Иван прожил вне времени, и оттого его никто не слышал… И если город невыносим для Салтыкова, нетрудно представить, каково в нем жилось Ивану… Только и осталось что спиться. Здесь выживают такие, как Курослеп, чей девиз — «ничто ни к чему не обязывает». С его всепониманием и злобой, он обязательно устроится… Это не Иван, у которого единственное пристанище отняли, а нового не обрел. Нигде и ни в ком…»
Вспомнив затем о Зое, как о собственном душевном пристанище, Нерецкой с горечью подумал, что встреча с ней будет совсем другой теперь — придется говорить об Иване… Когда-то, поведав о брате, он предупредил ее расспросы словами:
«Я не очень близок с ним… Мне трудно не замечать его испитую физиономию».
«Что делать… — смиренно обозначилось на ее лице. — Родственники бывают приятные и неприятные».
Все в нем Зоя принимала безоговорочно, как условия неписаного договора. Без сопротивления подчинялась его привычкам и не навязывала своих. Заметив, как тяжело он переносит чужие лица, чужие тела, чужие голоса в доме, она ни разу не пыталась собрать у себя любителей застольных бдений. Если им можно было скоротать вечер вдвоем, то и самым назойливым приятельницам не удавалось вытащить ее из дому.

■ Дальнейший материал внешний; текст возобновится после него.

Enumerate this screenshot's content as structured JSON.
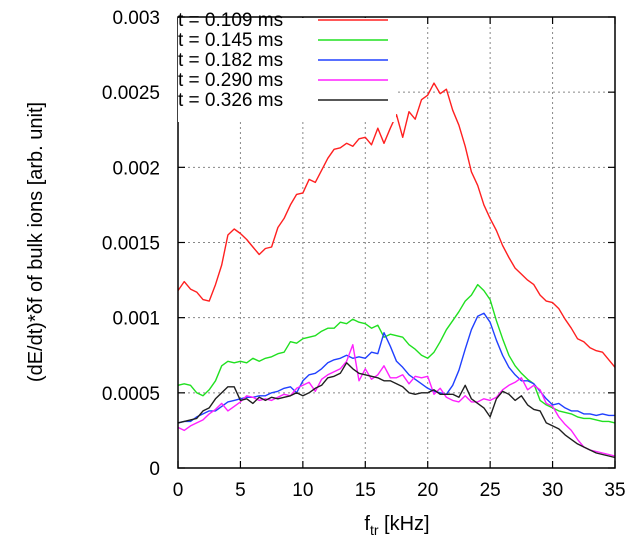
{
  "chart_data": {
    "type": "line",
    "xlabel_main": "f",
    "xlabel_sub": "tr",
    "xlabel_unit": " [kHz]",
    "ylabel": "(dE/dt)*δf of bulk ions [arb. unit]",
    "xlim": [
      0,
      35
    ],
    "ylim": [
      0,
      0.003
    ],
    "x_ticks": [
      0,
      5,
      10,
      15,
      20,
      25,
      30,
      35
    ],
    "y_ticks": [
      0,
      0.0005,
      0.001,
      0.0015,
      0.002,
      0.0025,
      0.003
    ],
    "x_tick_labels": [
      "0",
      "5",
      "10",
      "15",
      "20",
      "25",
      "30",
      "35"
    ],
    "y_tick_labels": [
      "0",
      "0.0005",
      "0.001",
      "0.0015",
      "0.002",
      "0.0025",
      "0.003"
    ],
    "grid": true,
    "legend_position": "top-left",
    "series": [
      {
        "name": "t = 0.109 ms",
        "color": "#ff2020",
        "x": [
          0,
          0.5,
          1,
          1.5,
          2,
          2.5,
          3,
          3.5,
          4,
          4.5,
          5,
          5.5,
          6,
          6.5,
          7,
          7.5,
          8,
          8.5,
          9,
          9.5,
          10,
          10.5,
          11,
          11.5,
          12,
          12.5,
          13,
          13.5,
          14,
          14.5,
          15,
          15.5,
          16,
          16.5,
          17,
          17.5,
          18,
          18.5,
          19,
          19.5,
          20,
          20.5,
          21,
          21.5,
          22,
          22.5,
          23,
          23.5,
          24,
          24.5,
          25,
          25.5,
          26,
          26.5,
          27,
          27.5,
          28,
          28.5,
          29,
          29.5,
          30,
          30.5,
          31,
          31.5,
          32,
          32.5,
          33,
          33.5,
          34,
          34.5,
          35
        ],
        "y": [
          0.00118,
          0.00124,
          0.00119,
          0.00117,
          0.00112,
          0.00111,
          0.00122,
          0.00135,
          0.00155,
          0.00159,
          0.00156,
          0.00152,
          0.00147,
          0.00142,
          0.00146,
          0.00147,
          0.0016,
          0.00166,
          0.00175,
          0.00182,
          0.00183,
          0.00192,
          0.0019,
          0.00198,
          0.00206,
          0.00212,
          0.00213,
          0.00216,
          0.00214,
          0.00219,
          0.0022,
          0.00215,
          0.00226,
          0.00216,
          0.00226,
          0.00235,
          0.0022,
          0.00237,
          0.00232,
          0.00245,
          0.00248,
          0.00256,
          0.00249,
          0.00252,
          0.00238,
          0.00228,
          0.00214,
          0.00197,
          0.00188,
          0.00175,
          0.00166,
          0.00158,
          0.00148,
          0.0014,
          0.00133,
          0.00129,
          0.00125,
          0.00122,
          0.00115,
          0.00111,
          0.0011,
          0.00106,
          0.00099,
          0.00093,
          0.00086,
          0.00084,
          0.0008,
          0.00078,
          0.00077,
          0.00072,
          0.00067
        ]
      },
      {
        "name": "t = 0.145 ms",
        "color": "#20e020",
        "x": [
          0,
          0.5,
          1,
          1.5,
          2,
          2.5,
          3,
          3.5,
          4,
          4.5,
          5,
          5.5,
          6,
          6.5,
          7,
          7.5,
          8,
          8.5,
          9,
          9.5,
          10,
          10.5,
          11,
          11.5,
          12,
          12.5,
          13,
          13.5,
          14,
          14.5,
          15,
          15.5,
          16,
          16.5,
          17,
          17.5,
          18,
          18.5,
          19,
          19.5,
          20,
          20.5,
          21,
          21.5,
          22,
          22.5,
          23,
          23.5,
          24,
          24.5,
          25,
          25.5,
          26,
          26.5,
          27,
          27.5,
          28,
          28.5,
          29,
          29.5,
          30,
          30.5,
          31,
          31.5,
          32,
          32.5,
          33,
          33.5,
          34,
          34.5,
          35
        ],
        "y": [
          0.00055,
          0.00056,
          0.00055,
          0.0005,
          0.00048,
          0.00052,
          0.00058,
          0.00068,
          0.00071,
          0.0007,
          0.00071,
          0.0007,
          0.00073,
          0.00071,
          0.00073,
          0.00074,
          0.00076,
          0.00077,
          0.00084,
          0.00083,
          0.00086,
          0.00087,
          0.00088,
          0.00091,
          0.00093,
          0.00093,
          0.00097,
          0.00096,
          0.00099,
          0.00097,
          0.00096,
          0.00093,
          0.00095,
          0.00087,
          0.00089,
          0.00088,
          0.00087,
          0.00082,
          0.00079,
          0.00075,
          0.00073,
          0.00077,
          0.00084,
          0.00092,
          0.00098,
          0.00104,
          0.00111,
          0.00115,
          0.00122,
          0.00118,
          0.00112,
          0.00098,
          0.00086,
          0.00075,
          0.00068,
          0.00063,
          0.00059,
          0.00056,
          0.00045,
          0.00042,
          0.0004,
          0.00038,
          0.00037,
          0.00036,
          0.00034,
          0.00033,
          0.00033,
          0.00032,
          0.00031,
          0.00031,
          0.0003
        ]
      },
      {
        "name": "t = 0.182 ms",
        "color": "#2040ff",
        "x": [
          0,
          0.5,
          1,
          1.5,
          2,
          2.5,
          3,
          3.5,
          4,
          4.5,
          5,
          5.5,
          6,
          6.5,
          7,
          7.5,
          8,
          8.5,
          9,
          9.5,
          10,
          10.5,
          11,
          11.5,
          12,
          12.5,
          13,
          13.5,
          14,
          14.5,
          15,
          15.5,
          16,
          16.5,
          17,
          17.5,
          18,
          18.5,
          19,
          19.5,
          20,
          20.5,
          21,
          21.5,
          22,
          22.5,
          23,
          23.5,
          24,
          24.5,
          25,
          25.5,
          26,
          26.5,
          27,
          27.5,
          28,
          28.5,
          29,
          29.5,
          30,
          30.5,
          31,
          31.5,
          32,
          32.5,
          33,
          33.5,
          34,
          34.5,
          35
        ],
        "y": [
          0.0003,
          0.00031,
          0.00031,
          0.00034,
          0.00036,
          0.00038,
          0.00038,
          0.00041,
          0.00044,
          0.00045,
          0.00046,
          0.00047,
          0.00047,
          0.00048,
          0.00048,
          0.0005,
          0.00051,
          0.00053,
          0.00054,
          0.0005,
          0.00058,
          0.00062,
          0.00063,
          0.00066,
          0.0007,
          0.00072,
          0.00073,
          0.00075,
          0.00073,
          0.00074,
          0.00073,
          0.00077,
          0.00076,
          0.0009,
          0.00081,
          0.00071,
          0.00067,
          0.00062,
          0.00059,
          0.00056,
          0.00053,
          0.00051,
          0.0005,
          0.00049,
          0.00055,
          0.00065,
          0.00079,
          0.00092,
          0.00101,
          0.00103,
          0.00097,
          0.00085,
          0.00075,
          0.00067,
          0.00062,
          0.00058,
          0.00058,
          0.00056,
          0.00051,
          0.00046,
          0.00042,
          0.00043,
          0.0004,
          0.00038,
          0.00038,
          0.00036,
          0.00036,
          0.00035,
          0.00036,
          0.00035,
          0.00035
        ]
      },
      {
        "name": "t = 0.290 ms",
        "color": "#ff20ff",
        "x": [
          0,
          0.5,
          1,
          1.5,
          2,
          2.5,
          3,
          3.5,
          4,
          4.5,
          5,
          5.5,
          6,
          6.5,
          7,
          7.5,
          8,
          8.5,
          9,
          9.5,
          10,
          10.5,
          11,
          11.5,
          12,
          12.5,
          13,
          13.5,
          14,
          14.5,
          15,
          15.5,
          16,
          16.5,
          17,
          17.5,
          18,
          18.5,
          19,
          19.5,
          20,
          20.5,
          21,
          21.5,
          22,
          22.5,
          23,
          23.5,
          24,
          24.5,
          25,
          25.5,
          26,
          26.5,
          27,
          27.5,
          28,
          28.5,
          29,
          29.5,
          30,
          30.5,
          31,
          31.5,
          32,
          32.5,
          33,
          33.5,
          34,
          34.5,
          35
        ],
        "y": [
          0.00027,
          0.00025,
          0.00028,
          0.0003,
          0.00032,
          0.00036,
          0.00039,
          0.00043,
          0.00038,
          0.00041,
          0.00044,
          0.00048,
          0.00047,
          0.00045,
          0.00046,
          0.00045,
          0.00047,
          0.00049,
          0.00048,
          0.00053,
          0.00055,
          0.00057,
          0.00051,
          0.00059,
          0.00062,
          0.00064,
          0.00066,
          0.00071,
          0.00082,
          0.00058,
          0.00066,
          0.00059,
          0.00062,
          0.00068,
          0.0006,
          0.0006,
          0.00062,
          0.00056,
          0.00061,
          0.0006,
          0.00061,
          0.00049,
          0.00053,
          0.00047,
          0.00045,
          0.00044,
          0.00048,
          0.00044,
          0.00044,
          0.00046,
          0.00045,
          0.00047,
          0.00052,
          0.00055,
          0.00057,
          0.0006,
          0.00052,
          0.00055,
          0.00052,
          0.00043,
          0.00041,
          0.00034,
          0.00029,
          0.00025,
          0.00019,
          0.00014,
          0.00012,
          0.00011,
          0.0001,
          9e-05,
          8e-05
        ]
      },
      {
        "name": "t = 0.326 ms",
        "color": "#202020",
        "x": [
          0,
          0.5,
          1,
          1.5,
          2,
          2.5,
          3,
          3.5,
          4,
          4.5,
          5,
          5.5,
          6,
          6.5,
          7,
          7.5,
          8,
          8.5,
          9,
          9.5,
          10,
          10.5,
          11,
          11.5,
          12,
          12.5,
          13,
          13.5,
          14,
          14.5,
          15,
          15.5,
          16,
          16.5,
          17,
          17.5,
          18,
          18.5,
          19,
          19.5,
          20,
          20.5,
          21,
          21.5,
          22,
          22.5,
          23,
          23.5,
          24,
          24.5,
          25,
          25.5,
          26,
          26.5,
          27,
          27.5,
          28,
          28.5,
          29,
          29.5,
          30,
          30.5,
          31,
          31.5,
          32,
          32.5,
          33,
          33.5,
          34,
          34.5,
          35
        ],
        "y": [
          0.0003,
          0.00031,
          0.00032,
          0.00033,
          0.00038,
          0.0004,
          0.00046,
          0.0005,
          0.00054,
          0.00054,
          0.00045,
          0.00046,
          0.00043,
          0.00047,
          0.00045,
          0.00047,
          0.00046,
          0.00047,
          0.00048,
          0.0005,
          0.00048,
          0.0005,
          0.00053,
          0.00055,
          0.0006,
          0.00061,
          0.00063,
          0.0007,
          0.00066,
          0.00063,
          0.00062,
          0.00061,
          0.0006,
          0.00058,
          0.00058,
          0.00056,
          0.00054,
          0.0005,
          0.00049,
          0.0005,
          0.0005,
          0.00052,
          0.00049,
          0.00049,
          0.00049,
          0.00047,
          0.00055,
          0.00046,
          0.00043,
          0.0004,
          0.00034,
          0.00046,
          0.00051,
          0.00049,
          0.00045,
          0.00048,
          0.00042,
          0.00039,
          0.00038,
          0.0003,
          0.00028,
          0.00026,
          0.00022,
          0.00019,
          0.00016,
          0.00014,
          0.00012,
          0.0001,
          9e-05,
          8e-05,
          7e-05
        ]
      }
    ]
  }
}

«Муж не пущает! — нарочито сокрушенно шептала она в телефонную трубку. — Как уйти?! Ты что, бог с тобой!.. У него крутой нрав и тяжелая рука!..»
За шутливыми отговорками просматривалось стойкое желание сберечь их л а д, как в крестьянских избах берегут тепло в зимнюю непогодь. Столь же бережно она относилась ко всему в доме, никогда не позволяла себе что-то переставлять, менять. «Здесь я в первое же утро проснулась счастливой!» — то и дело повторяла она.
Наверное, то же самое он мог бы сказать и о себе в то утро, хотя минувшая ночь ничего подобного не предвещала. Начать с того, что она случайно попала к нему, что ему пришлось приютить ее после вечеринки, где он впервые ее увидел. Вечернее впечатление было однозначно: девица, с легкой душой идущая ночевать к едва знакомому мужчине, заявляет о себе вполне определенно. Этим и объяснялась бесцеремонность, с какой он шел будить ее. Ему на работу, а она и не думает вставать. Черт знает что: всякий на ее месте не стал бы дожидаться, пока его разбудят и выпроводят.
Приоткрыв дверь спальни, он в первую минуту решил, что гостьи и след простыл: оконные шторы были распахнуты, всю просторную комнату от плит паркета до лепнины потолка затопило поднявшееся над липами солнце.
Зоя не ушла, она спала. Он почувствовал ее еще до того, как разглядел за ворохом смятого одеяла, в белизне постельного белья…
Еще вчера сумеречно-немая, переполненная горестными воспоминаниями, точно погасшая после смерти матери, спальня сияла жизнью, молодостью, беспечностью. «Не надо, не тревожь ее, с ней так славно!» — взывала к нему огромная кровать. И он оставил гостью досыпать, не зная, кто она, и что она, и какие сюрпризы ожидают его вечером.